Я поспешил сорвать очки, убавил свет, отключил терморегуляцию, чтобы одежда перестала куриться паром, отступил на шаг, давая девушке время опомниться и узнать меня.

— Ну вот, ты вглядись, никакой я не бог, не дух, не оборотень, такой же, как и ты, человек, не надо меня бояться, не надо… Ты меня узнаешь, узнаешь?

Я говорил без остановки, спокойно, важны были не слова, которых она, разумеется, не понимала. В тот раз все было куда проще! Кем я был для этого существа теперь? Божеством? Нет, понятия бога эти люди, кажется, еще не выработали. Злым, явившимся из темноты духом? Призраком ночи? Кем‑то еще?

Праздный, в общем, вопрос. Она для меня была и осталась человеком, а я, бьющий врагов молниями, летающий и повелевающий светом, был для нее, надо думать, чем‑то потусторонним. И ладно, мне от нее ничего не нужно. Накормлю, подлечу, а уж как выглядит человек одной эпохи в глазах своих далеких предков, пусть этой проблемой терзаются историки.

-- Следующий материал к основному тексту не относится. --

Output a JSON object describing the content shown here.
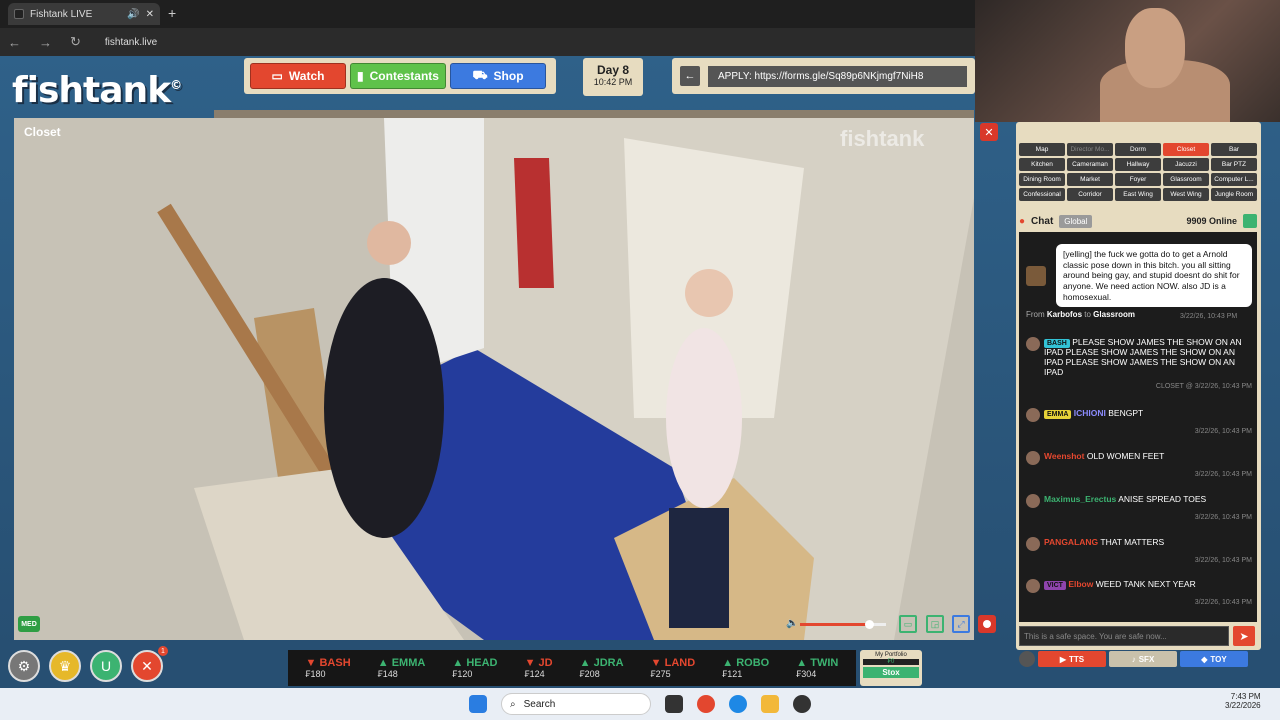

Звук моего голоса наконец дошел до нее. Лицо смягчилось, оскал исчез, зверька больше не было, но, хоть убей, я не мог понять ни одной ее мысли! Пульс у нее был бешеный, я видел, как под кожей ходят ребра, как вздрагивает грудь, как вся она напряжена, но это смятение чувств никак не отражалось на замурзанном, осунувшемся лице, вернее, отражалось нечитаемо.

Сколько времени так прошло? Дыхание девушки выровнялось, стиснувшая камень рука разжалась, взгляд расширенных глаз ушел внутрь, они угрюмо и темно отражали свет. Казалось, она свыклась со мной, как перепуганный котенок свыкается с присутствием нового хозяина. Что ж, этого достаточно…

Продолжая говорить, я шагнул к ней. Мне казалось, что я готов ко всему. К тому, что она сожмется в комочек или внезапно полоснет мою руку ногтями или, наоборот, распластается ниц. Но к тому, что произошло в действительности, я оказался не более подготовленным, чем она к моему светозарному появлению в пещере.

При первом же моем шаге ее взгляд метнулся удивлением. Забыв обо всем, она в недоумении уставилась на мою поврежденную ногу.

Хромота! Ее поразила моя хромающая походка. Но почему?